The setback comes just a year after KQ had broken a decade-long streak of losses, reporting a half-year profit of Sh513 million and a full-year net profit of Sh5.4 billion in 2023—the first in more than ten years.

“The first half of 2025 was defined by industry-wide challenges that directly impacted our performance, particularly the grounding of three of our aircraft,” said Chief ExecutiveAllan Kilavuka, terming the poor performance as a temporary setback.

“Aviation is cyclical, and these headwinds that we are facing are temporary and do not reflect on the fundamentals of the business. Demand for African travel is rising, and KQ is in the middle of it … the focus is that by 2026 we will have the full fleet available.”

He explained that the carrier operates nine Dreamliners, and grounding three of them represented 33 per cent of the airline’s wide-body fleet.

One of the aircraft that had been grounded resumed service in July, and the airline expects the other two to be in operation by the end of this year.
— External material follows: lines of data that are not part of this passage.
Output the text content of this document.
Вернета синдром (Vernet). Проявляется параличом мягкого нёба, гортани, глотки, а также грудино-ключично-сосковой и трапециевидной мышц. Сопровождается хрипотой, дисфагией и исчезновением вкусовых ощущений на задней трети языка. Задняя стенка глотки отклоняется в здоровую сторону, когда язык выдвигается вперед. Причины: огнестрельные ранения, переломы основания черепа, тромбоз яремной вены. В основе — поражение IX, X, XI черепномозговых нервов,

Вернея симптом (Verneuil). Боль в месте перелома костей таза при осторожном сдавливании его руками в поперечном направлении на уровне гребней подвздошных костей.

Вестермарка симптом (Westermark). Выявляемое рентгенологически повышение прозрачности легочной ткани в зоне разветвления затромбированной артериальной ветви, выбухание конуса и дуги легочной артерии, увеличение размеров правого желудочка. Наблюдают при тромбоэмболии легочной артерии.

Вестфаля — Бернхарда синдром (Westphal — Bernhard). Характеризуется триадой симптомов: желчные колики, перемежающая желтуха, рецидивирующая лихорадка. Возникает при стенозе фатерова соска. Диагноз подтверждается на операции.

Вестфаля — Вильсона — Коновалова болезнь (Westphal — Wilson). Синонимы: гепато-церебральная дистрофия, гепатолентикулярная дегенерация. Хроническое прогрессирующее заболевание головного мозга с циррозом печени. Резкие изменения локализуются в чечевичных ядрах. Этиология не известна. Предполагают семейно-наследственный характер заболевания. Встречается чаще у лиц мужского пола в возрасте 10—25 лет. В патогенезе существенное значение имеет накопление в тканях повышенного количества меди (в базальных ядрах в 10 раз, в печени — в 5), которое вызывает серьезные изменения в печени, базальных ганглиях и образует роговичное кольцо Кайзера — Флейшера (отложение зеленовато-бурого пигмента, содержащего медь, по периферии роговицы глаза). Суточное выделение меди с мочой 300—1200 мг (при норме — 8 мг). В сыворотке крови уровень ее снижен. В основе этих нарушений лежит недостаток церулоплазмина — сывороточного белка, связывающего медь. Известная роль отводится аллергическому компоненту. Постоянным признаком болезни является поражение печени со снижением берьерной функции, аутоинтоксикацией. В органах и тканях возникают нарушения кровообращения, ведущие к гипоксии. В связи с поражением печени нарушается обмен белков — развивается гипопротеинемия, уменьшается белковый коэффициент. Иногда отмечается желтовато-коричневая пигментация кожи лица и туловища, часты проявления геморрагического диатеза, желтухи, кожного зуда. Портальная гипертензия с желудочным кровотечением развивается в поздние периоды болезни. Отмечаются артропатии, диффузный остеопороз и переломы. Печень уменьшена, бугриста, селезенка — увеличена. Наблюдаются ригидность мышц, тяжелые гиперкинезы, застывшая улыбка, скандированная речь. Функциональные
Over the half, KQ’s revenues dropped 19 per cent to Sh74.5 billion from Sh91.49 billion it made over a similar half in 2024.

Due to the grounding of the aircraft, the airline’s operating costs declined 10.5 per cent to Sh80.74 billion from Sh90.19 billion in the first half of last year.

Due to a drop in capacity, the number of passengers that the carrier ferried dropped 14 per cent. Also affected were cargo volumes, which dropped eight per cent on account of limited capacity on both the passenger aircraft and freighters.

This year, KQ has also had to face angry customers who have, in recent months, complained of an increase in flight delays and cancellations, which Kilavuka attributed to the grounded planes.

“We have a tight network because of grounded aircraft, and when there is a slight hitch on one, it affects the rest of the network. There are also no spare parts available to address the hitch; this has a snowball effect,” he said.

“We are rejigging the network to create flexibility, but there are also other factors that compound our operations. These will be fully addressed when we bring our aircraft.”

Kilavuka explained that due to bottlenecks in the global supply chains as well as increased demand for aviation parts following rising demand for travel, the wait for an engine to be overhauled had increased to over 120 days, noting this is a lot more than “we have seen in the past”.

He also decried the high costs it takes to undertake an engine overhaul at about $15 million (Sh2 billion), which the carrier is barely in a position to finance.

Kilavuka also said the carrier is looking to raise at least $500 million (Sh64.5 billion) in capital from shareholders, which is expected to resolve some of the challenges that the carrier is experiencing and enable it to drive growth and profitability.